With three-quarters of all stocks being overfished, there is a general consensus that there is a need to reform the European Union's (EU) fisheries policy. Over the past two years the European Commission (EC) has outlined far-reaching policy proposals which hope to achieve long-term sustainability of fishing stock within Europe. Part of the proposals include the introduction of the "European Maritime and Fisheries Fund" (EMFF) which was the main focus of debate during the 11th NAT commission meeting held in Finland on 14 and 15 June.
The policy, which complements the EC's Common Fisheries Policy (CFP), seeks to introduce a new fund for the EU's maritime and fisheries policies for the period 2014-2014 and aims to deliver growth, jobs and sustainable fisheries ring fencing €6.5 billion for the financial period.
The CoR's rapporteur on the opinion, Pierre Maille (FR/PES), received 28 proposed amendments prior to the meeting with the most contentious areas being the abolition of support to the construction of new vessels, scrapping and temporary cessation of fishing activities, reduction of fishing discards, investment into the modernisation of boats and support the maintenance of direct and indirect jobs. The EMFF proposals outlined by the European Commission looks to introduce the transfer of fishing concession (TFC) with the objective of reducing overcapacity and improving the economic performance of the sector. In contrast, the CoR's opinion reinforces its opposition to Member States being able to TFCs which it argues should be instead be voluntary.
Maille's opinion also welcomed the proposal to end fish discards - the practise of throwing away healthy fish with no or little market value – but suggests that the measure needed to be brought in gradually. The opinion also opposes the abolition of any fleet adjustment measures and proposes that instead the reduction in financial aid must reflect stock trends. Maille also calls for the EMFF to more concretely address working conditions on ships and provide the necessary funding to ensure that adequate standards are met. The CoR opinion also advocates that proper financial investment for technology and innovation in the sector to support the fishing industry to improve selectivity during fishing. The opinion on EMFF will be presented for adoption at the CoR plenary in October 2012.

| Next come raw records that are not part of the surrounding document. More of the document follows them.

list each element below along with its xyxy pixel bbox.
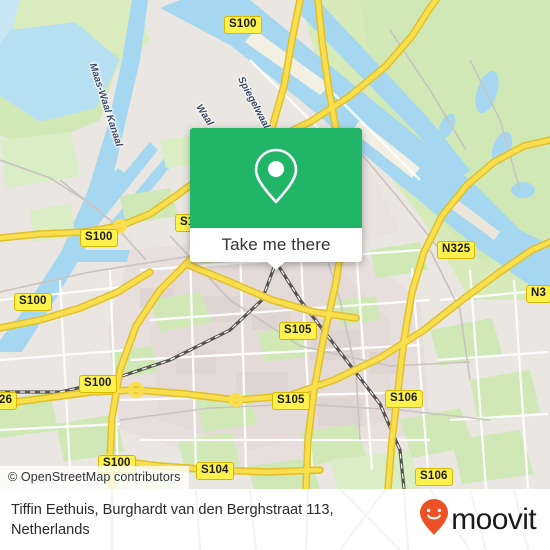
footer-bar: Tiffin Eethuis, Burghardt van den Berghs… (0, 489, 550, 550)
place-title: Tiffin Eethuis, Burghardt van den Berghs… (11, 501, 334, 538)
road-shield: S100 (14, 293, 52, 311)
location-callout-card[interactable]: Take me there (190, 128, 362, 270)
road-shield: S106 (385, 390, 423, 408)
moovit-logo[interactable]: moovit (419, 498, 537, 541)
road-shield: N325 (437, 241, 476, 259)
road-shield: S100 (79, 375, 117, 393)
map-share-card: Maas-Waal Kanaal Waal Spiegelwaal S100 S… (0, 0, 550, 550)
road-shield: S105 (279, 322, 317, 340)
road-shield: S100 (224, 16, 262, 34)
road-shield: S104 (196, 462, 234, 480)
callout-header (190, 128, 362, 228)
take-me-there-label: Take me there (221, 235, 331, 254)
footer-content: Tiffin Eethuis, Burghardt van den Berghs… (0, 489, 550, 550)
moovit-wordmark: moovit (451, 502, 536, 536)
map-pin-icon (252, 146, 300, 211)
road-shield: 26 (0, 392, 18, 410)
callout-tail (266, 261, 286, 270)
road-shield: S106 (415, 468, 453, 486)
callout-footer[interactable]: Take me there (190, 228, 362, 270)
osm-attribution[interactable]: © OpenStreetMap contributors (0, 466, 189, 489)
road-shield: S105 (272, 392, 310, 410)
road-shield: S100 (80, 229, 118, 247)
road-shield: N3 (526, 285, 550, 303)
moovit-pin-smile-icon (419, 498, 449, 541)
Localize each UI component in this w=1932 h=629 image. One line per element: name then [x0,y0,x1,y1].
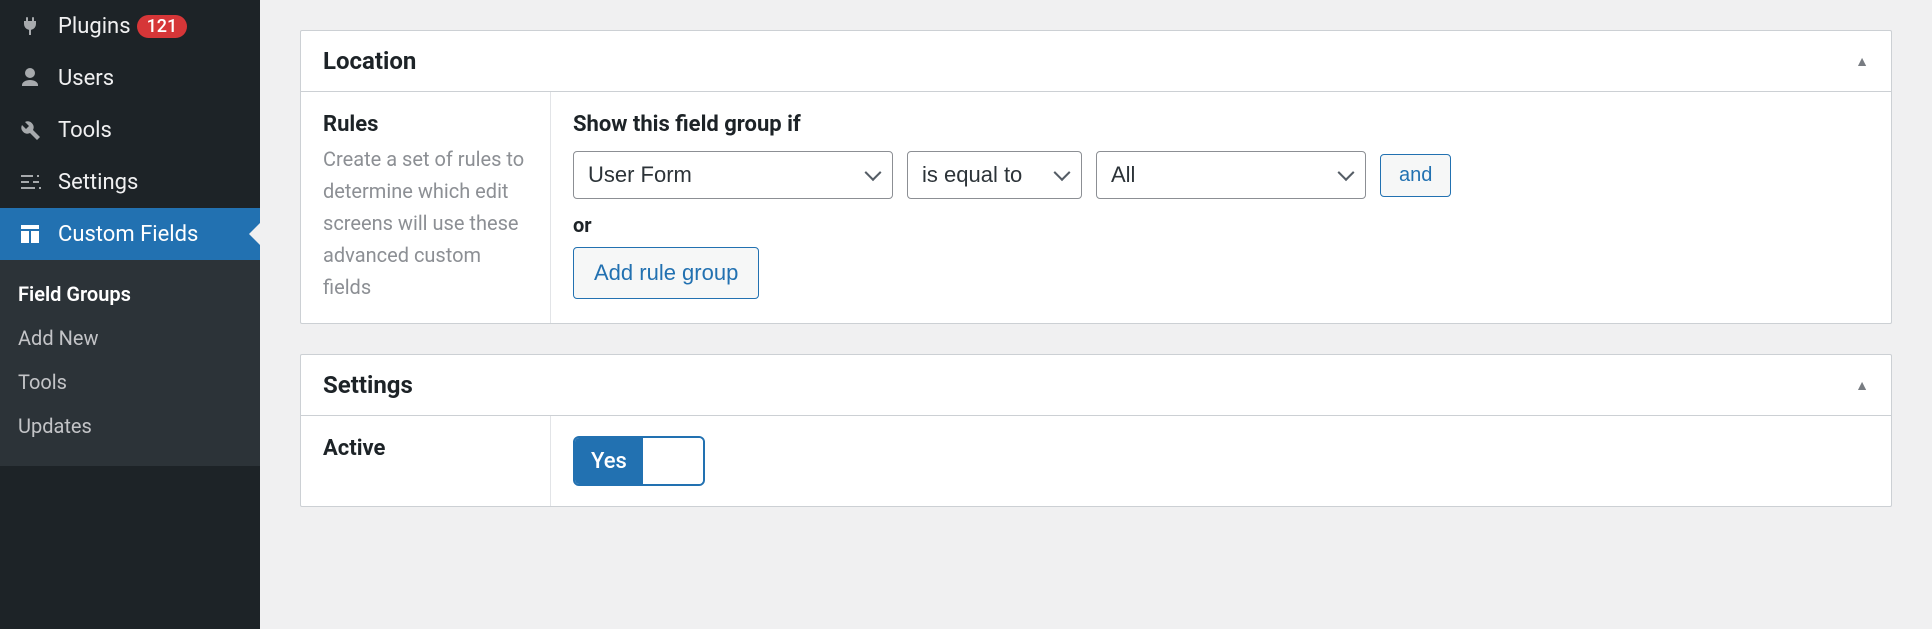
sidebar-item-label: Settings [58,170,138,195]
rule-operator-wrap: is equal to [907,151,1082,199]
submenu-item-add-new[interactable]: Add New [0,316,260,360]
show-if-label: Show this field group if [573,112,1869,137]
caret-up-icon[interactable]: ▲ [1855,377,1869,394]
rule-param-wrap: User Form [573,151,893,199]
settings-header[interactable]: Settings ▲ [301,355,1891,416]
location-left-col: Rules Create a set of rules to determine… [301,92,551,323]
settings-postbox: Settings ▲ Active Yes [300,354,1892,507]
active-toggle[interactable]: Yes [573,436,705,486]
sidebar-item-tools[interactable]: Tools [0,104,260,156]
layout-icon [16,220,44,248]
location-header[interactable]: Location ▲ [301,31,1891,92]
add-rule-group-button[interactable]: Add rule group [573,247,759,299]
caret-up-icon[interactable]: ▲ [1855,53,1869,70]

The commission meeting was also an opportunity for the rapporteur, Adam Banaszak (PL/EA), to present his opinion on a proposal for a decision on "The Union Civil Protection Mechanism". The Mechanism is essentially an internal instrument and relies on resources that are managed at a national or regional level by the authorities of 32 participating states. The CoR opinion welcomes the European Commission's proposal to bring together in a single piece of legislation the operational activities of the Mechanism with financial support for them. Given the crucial role of the local and regional authorities in safeguarding the local population during the crisis, the CoR members emphasised the need for better coordination of efforts at all levels of governance and called for improved data sharing. The importance of rigorous and up-to-date risk management plans was also highlighted. The opinion is foreseen to be adopted at the CoR plenary session in July.
Paul O'Donoghue (IE/ALDE) also debated his opinion, "Developing a Maritime Strategy for the Atlantic Ocean", which places the challenges and opportunities facing the Atlantic region under five key themes. The European Commission established the Atlantic Forum which puts into action the strategy to encourage growth and development in this area. The CoR opinion raises the point that there is a need make use of the knowledge and experience garnered by the macro regions and also to include an assessment after the Forum ends to review its success. The opinion will be presented to the CoR for adoption in October later this year.